I'm terrified. I think it's the beginning of the end. That's my favorite part. Let's talk about that.
So she asked me about my finances. And yo, some of the headlines. I mean, the headlines are one of the funniest parts about this. I actually want to pull them up here.
I mean, you can Google what's happening here. Logan Paul, $1 million a month YouTube star says he may be playing broke. Logan Paul, warrior profit says it's the beginning of the end of Fox business. Logan Paul insists he's no longer controversial YouTube star during Fox business.
Well, because that's the narrative we're going with now. X-controversial YouTubers. Which is great. Craziest moments.
How did you get out of the X? How did you get the X? Because, bro, I'm just not saying shit that's going to be in trouble anymore.
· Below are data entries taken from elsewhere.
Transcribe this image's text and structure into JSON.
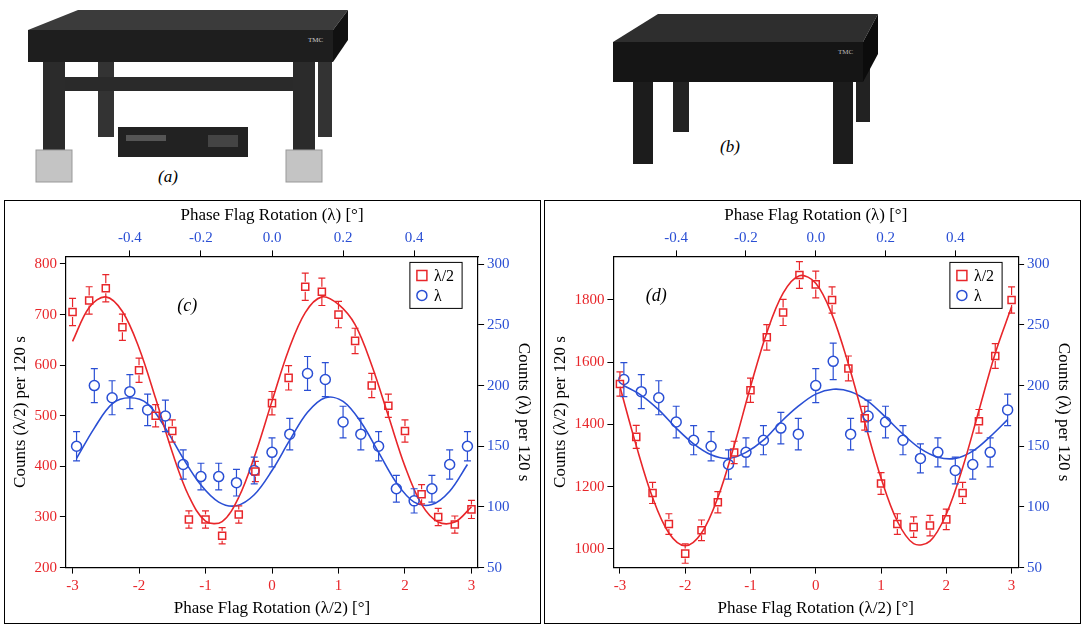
{
  "images": [
    {
      "label": "(a)",
      "logo": "TMC"
    },
    {
      "label": "(b)",
      "logo": "TMC"
    }
  ],
  "chart_data": [
    {
      "type": "scatter",
      "annotation": "(c)",
      "xlabel": "Phase Flag Rotation (λ/2) [°]",
      "x2label": "Phase Flag Rotation (λ) [°]",
      "ylabel": "Counts (λ/2) per 120 s",
      "y2label": "Counts (λ) per 120 s",
      "xlim": [
        -3.1,
        3.1
      ],
      "xticks": [
        -3,
        -2,
        -1,
        0,
        1,
        2,
        3
      ],
      "x2lim": [
        -0.58,
        0.58
      ],
      "x2ticks": [
        -0.4,
        -0.2,
        {
          "value": 0,
          "label": "0.0"
        },
        0.2,
        0.4
      ],
      "ylim": [
        200,
        815
      ],
      "yticks": [
        200,
        300,
        400,
        500,
        600,
        700,
        800
      ],
      "y2lim": [
        50,
        306.5
      ],
      "y2ticks": [
        50,
        100,
        150,
        200,
        250,
        300
      ],
      "grid": false,
      "legend": "upper right",
      "series": [
        {
          "name": "λ/2",
          "color": "#e8262a",
          "marker": "square",
          "x": [
            -3,
            -2.75,
            -2.5,
            -2.25,
            -2,
            -1.75,
            -1.5,
            -1.25,
            -1,
            -0.75,
            -0.5,
            -0.25,
            0,
            0.25,
            0.5,
            0.75,
            1,
            1.25,
            1.5,
            1.75,
            2,
            2.25,
            2.5,
            2.75,
            3
          ],
          "values": [
            705,
            728,
            752,
            675,
            590,
            500,
            470,
            295,
            295,
            263,
            305,
            390,
            525,
            575,
            755,
            745,
            700,
            648,
            560,
            520,
            470,
            345,
            300,
            285,
            315
          ],
          "errors": [
            27,
            27,
            27,
            26,
            24,
            22,
            22,
            17,
            17,
            16,
            17,
            20,
            23,
            24,
            27,
            27,
            26,
            25,
            24,
            23,
            22,
            19,
            17,
            17,
            18
          ],
          "fit": {
            "line_style": "solid",
            "x": [
              -3,
              -2.75,
              -2.5,
              -2.25,
              -2,
              -1.75,
              -1.5,
              -1.25,
              -1,
              -0.75,
              -0.5,
              -0.25,
              0,
              0.25,
              0.5,
              0.75,
              1,
              1.25,
              1.5,
              1.75,
              2,
              2.25,
              2.5,
              2.75,
              3
            ],
            "values": [
              647,
              714,
              735,
              706,
              634,
              534,
              428,
              341,
              292,
              291,
              339,
              425,
              529,
              630,
              704,
              735,
              720,
              680,
              600,
              500,
              400,
              325,
              290,
              290,
              320
            ]
          }
        },
        {
          "name": "λ",
          "color": "#2a4fd4",
          "marker": "circle",
          "axis": "y2",
          "x": [
            -0.55,
            -0.5,
            -0.45,
            -0.4,
            -0.35,
            -0.3,
            -0.25,
            -0.2,
            -0.15,
            -0.1,
            -0.05,
            0,
            0.05,
            0.1,
            0.15,
            0.2,
            0.25,
            0.3,
            0.35,
            0.4,
            0.45,
            0.5,
            0.55
          ],
          "values": [
            150,
            200,
            190,
            195,
            180,
            175,
            135,
            125,
            125,
            120,
            130,
            145,
            160,
            210,
            205,
            170,
            160,
            150,
            115,
            105,
            115,
            135,
            150
          ],
          "errors": [
            12,
            14,
            14,
            14,
            13,
            13,
            12,
            11,
            11,
            11,
            11,
            12,
            13,
            14,
            14,
            13,
            13,
            12,
            11,
            10,
            11,
            12,
            12
          ],
          "fit": {
            "line_style": "solid",
            "x": [
              -0.55,
              -0.5,
              -0.45,
              -0.4,
              -0.35,
              -0.3,
              -0.25,
              -0.2,
              -0.15,
              -0.1,
              -0.05,
              0,
              0.05,
              0.1,
              0.15,
              0.2,
              0.25,
              0.3,
              0.35,
              0.4,
              0.45,
              0.5,
              0.55
            ],
            "values": [
              140,
              165,
              185,
              190,
              185,
              165,
              140,
              118,
              104,
              101,
              110,
              130,
              155,
              178,
              190,
              187,
              170,
              145,
              120,
              104,
              102,
              113,
              135
            ]
          }
        }
      ]
    },
    {
      "type": "scatter",
      "annotation": "(d)",
      "xlabel": "Phase Flag Rotation (λ/2) [°]",
      "x2label": "Phase Flag Rotation (λ) [°]",
      "ylabel": "Counts (λ/2) per 120 s",
      "y2label": "Counts (λ) per 120 s",
      "xlim": [
        -3.1,
        3.1
      ],
      "xticks": [
        -3,
        -2,
        -1,
        0,
        1,
        2,
        3
      ],
      "x2lim": [
        -0.58,
        0.58
      ],
      "x2ticks": [
        -0.4,
        -0.2,
        {
          "value": 0,
          "label": "0.0"
        },
        0.2,
        0.4
      ],
      "ylim": [
        940,
        1940
      ],
      "yticks": [
        1000,
        1200,
        1400,
        1600,
        1800
      ],
      "y2lim": [
        50,
        306.5
      ],
      "y2ticks": [
        50,
        100,
        150,
        200,
        250,
        300
      ],
      "grid": false,
      "legend": "upper right",
      "series": [
        {
          "name": "λ/2",
          "color": "#e8262a",
          "marker": "square",
          "x": [
            -3,
            -2.75,
            -2.5,
            -2.25,
            -2,
            -1.75,
            -1.5,
            -1.25,
            -1,
            -0.75,
            -0.5,
            -0.25,
            0,
            0.25,
            0.5,
            0.75,
            1,
            1.25,
            1.5,
            1.75,
            2,
            2.25,
            2.5,
            2.75,
            3
          ],
          "values": [
            1530,
            1360,
            1180,
            1080,
            985,
            1060,
            1150,
            1310,
            1510,
            1680,
            1760,
            1880,
            1850,
            1800,
            1580,
            1420,
            1210,
            1080,
            1070,
            1075,
            1095,
            1180,
            1410,
            1620,
            1800
          ],
          "errors": [
            39,
            37,
            34,
            33,
            31,
            33,
            34,
            36,
            39,
            41,
            42,
            43,
            43,
            42,
            40,
            38,
            35,
            33,
            33,
            33,
            33,
            34,
            38,
            40,
            42
          ],
          "fit": {
            "line_style": "solid",
            "x": [
              -3,
              -2.75,
              -2.5,
              -2.25,
              -2,
              -1.75,
              -1.5,
              -1.25,
              -1,
              -0.75,
              -0.5,
              -0.25,
              0,
              0.25,
              0.5,
              0.75,
              1,
              1.25,
              1.5,
              1.75,
              2,
              2.25,
              2.5,
              2.75,
              3
            ],
            "values": [
              1521,
              1332,
              1165,
              1051,
              1010,
              1051,
              1165,
              1332,
              1521,
              1695,
              1822,
              1878,
              1854,
              1753,
              1594,
              1407,
              1228,
              1089,
              1017,
              1025,
              1112,
              1261,
              1445,
              1629,
              1778
            ]
          }
        },
        {
          "name": "λ",
          "color": "#2a4fd4",
          "marker": "circle",
          "axis": "y2",
          "x": [
            -0.55,
            -0.5,
            -0.45,
            -0.4,
            -0.35,
            -0.3,
            -0.25,
            -0.2,
            -0.15,
            -0.1,
            -0.05,
            0,
            0.05,
            0.1,
            0.15,
            0.2,
            0.25,
            0.3,
            0.35,
            0.4,
            0.45,
            0.5,
            0.55
          ],
          "values": [
            205,
            195,
            190,
            170,
            155,
            150,
            135,
            145,
            155,
            165,
            160,
            200,
            220,
            160,
            175,
            170,
            155,
            140,
            145,
            130,
            135,
            145,
            180
          ],
          "errors": [
            14,
            14,
            14,
            13,
            12,
            12,
            12,
            12,
            12,
            13,
            13,
            14,
            15,
            13,
            13,
            13,
            12,
            12,
            12,
            11,
            12,
            12,
            13
          ],
          "fit": {
            "line_style": "solid",
            "x": [
              -0.55,
              -0.5,
              -0.45,
              -0.4,
              -0.35,
              -0.3,
              -0.25,
              -0.2,
              -0.15,
              -0.1,
              -0.05,
              0,
              0.05,
              0.1,
              0.15,
              0.2,
              0.25,
              0.3,
              0.35,
              0.4,
              0.45,
              0.5,
              0.55
            ],
            "values": [
              200,
              192,
              180,
              165,
              152,
              143,
              140,
              145,
              155,
              170,
              183,
              193,
              197,
              195,
              187,
              174,
              160,
              148,
              141,
              140,
              146,
              158,
              172
            ]
          }
        }
      ]
    }
  ]
}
I'll say shit that makes people talk.
But like trouble? Also, I think it was the first sponsorship that gave that X. Oh, yeah. We got sponsors now.
By the way, we move product. You want to be sponsored? I mean, what's good. So my question is, how much sponsorship has at Jordan on Twitter pulled in the past?
Yo, but that's, no, but. Actually, no, you're right. He should have put a pre-roll in front of this. The question is, is Jordan also playing the game knowing that that's going to get me?
Also, Jordan didn't really say anything. He just said, well, it was something. And indeed, it was something. Left it for interpretation.
Some people love it. Some people hated it. But one of the headlines, the headlines are my favorite. One of my favorite was Logan Paul.
Ex-controversial YouTube star, in quotes, Logan Paul is going broke and has pink eyes. This was Daily Mail. You know? Come on.
I also have pink eyes. No, it is. There's a two-week incubation period. I had to let her know, bro.
My eyes look like a fucking cyborg on live television. And I'm just going to be sitting there not addressing pink eyes. That's hilarious. With how close your eyes right there.
On the KFC Barstool interview, I mentioned it on every press interview that day, by the way. He goes, I'm like, I think I know. I can see it. He goes, what do you mean, guy?
I look over it. You look like some sort of infectious Johnny Bravo. Yeah, yeah, yeah. So overall, the trip to New York was great.
It was phenomenal. And by the way, if I didn't do this, I don't know if it would have been worth it. I went there for media and for press. That was my job.
And they want views. So the army of haters and Logan Paul naysayers is my army. I control them. They don't even know it, which is why it's such a subconscious puppeteering of a large group of people knowing that they thrive on Logan Paul-type negativity.
I'm literally banking my entire career on them. Please. You used it in the past and it's hurt you. Yeah, that's true.